Hujan dengan derasnya meluncur dari atas sana, laksana deras air terjun turun ke bumi. Menyerang dengan ambisius bersama bala tentaranya. Bala tentara yang menembakkan panah dari atas awan. Menusuk sampai ke lubuk hati yang paling dalam.
Dikantong celanaku, kuselipkan sebuah barang berharga. handphone tercinta ku. Suasana malam gelap gulita. Tak ada cahaya, tak ada satupun penerangan dalam hidup.
Di tengah situasi mencekam. Suara gerutu hujan larut berkombinasi dengan suara melengking anak-anak. Menimbulkan suasana pecah amburadul. Ku ambil barang berharga yang terselip di kantong celana. Ku potret sekali. Aku harap hasilnya sempurna, agar menjadi bukti bahwa pada hari itu pernah terjadi mara bahaya yang besar.
Aku berlari ke rumah nenek, yang tak jauh dari rumahku. Berlari melindungi diri dari mara bahaya.
"Mana kunci mobilnya bapak mu?" Suara tinggi paman ku. Aku terkejut. Kemudian, Aku menggeleng tak tahu. Detik itu aku menjadi pikun seketika, lupa akan segala hal, mungkin panik salah satu faktor utamanya.
Pada saat itu, ku putar setir kakiku, aku berbalik arah, menuju rumahku.
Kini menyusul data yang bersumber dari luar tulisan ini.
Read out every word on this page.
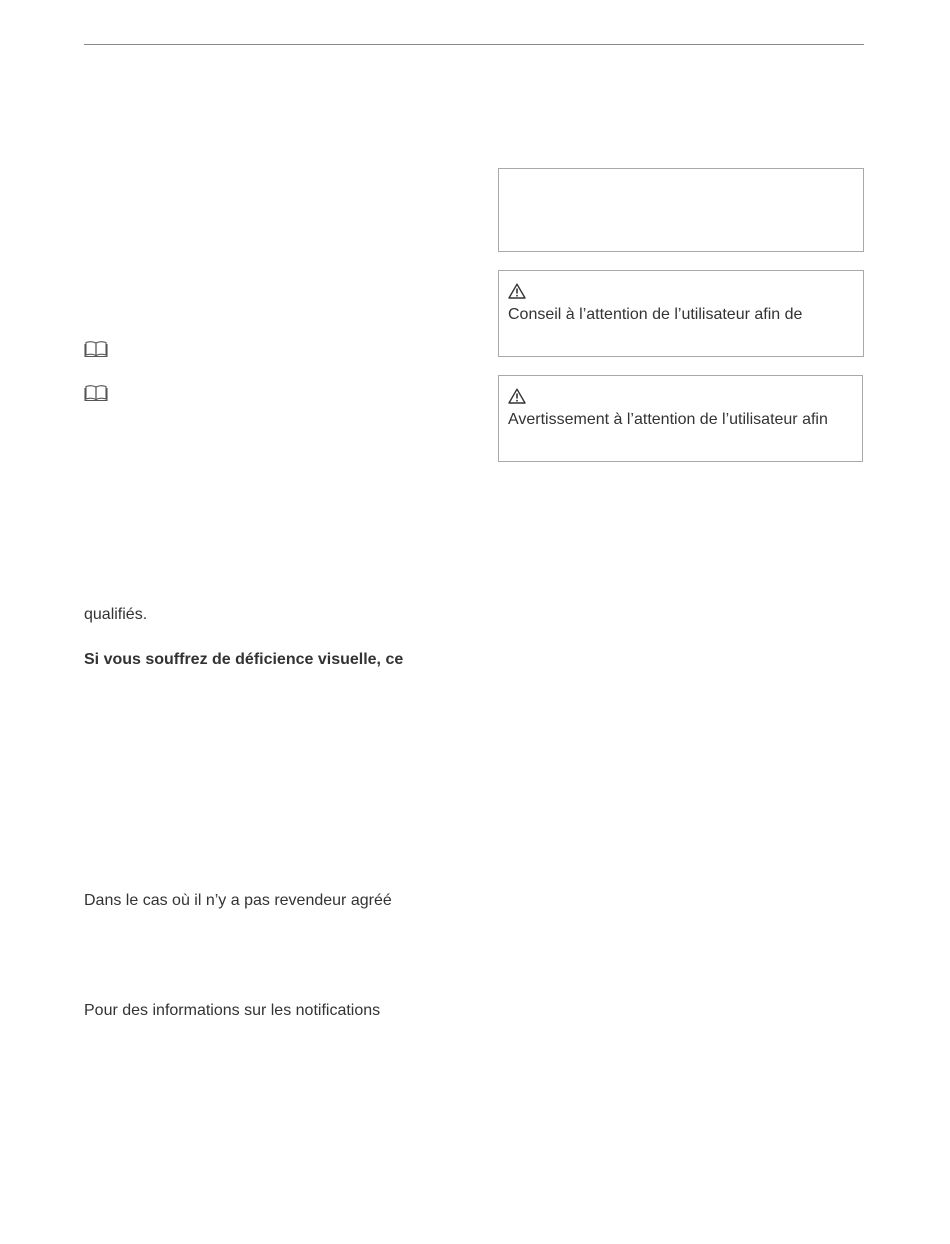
qualifiés.
Si vous souffrez de déficience visuelle, ce
Dans le cas où il n’y a pas revendeur agréé
Pour des informations sur les notifications
Conseil à l’attention de l’utilisateur afin de
Avertissement à l’attention de l’utilisateur afin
Tapi, hantaman larian warga di kiri dan kanan bahu ku, membuat kejut seketika. Juga bayang bayang mereka yang menyambar bagai segerombolan ninja. Pemandangan yang terjadi di depan mata bagai prajurit yang kalah perang. Mundur dari medan perang. Maka, ku putar kembali setir ku. Kali ini, bingung akan ku bawa ke mana setir kendaraan tubuh ku ini. Ya Tuhan.. berikan hamba petunjuk, Hamba lemah, Hamba tak kuasa atas hal ini.
Pada hari itu, terasa sudah kelemahan manusia. Kita hanyalah tanah. Buat apa kita bersikap bagai langit menjulang? sedang, kita tidak tau kapan musibah datang, dan kapan kematian itu datang secara tiba-tiba, yang tiba-tiba menjadi tamu kita? aku cinta akan dunia ini, apakah aku pergi secepat ini? tidak, tidak. Jangan engkau larut dalam ilusi. Tidak, jangan aku larut dalam pikiran ku sendiri. Memang betul apa yang di katakan malaikat Jibril:
"Cintailah apa yang kamu senangi, sesungguhnya engkau akan berpisah dengannya."
Setelah ilusi pikiran manusia telah hilang, baru aku sadar, kita tak boleh tinggal diam. Aku harus usaha!!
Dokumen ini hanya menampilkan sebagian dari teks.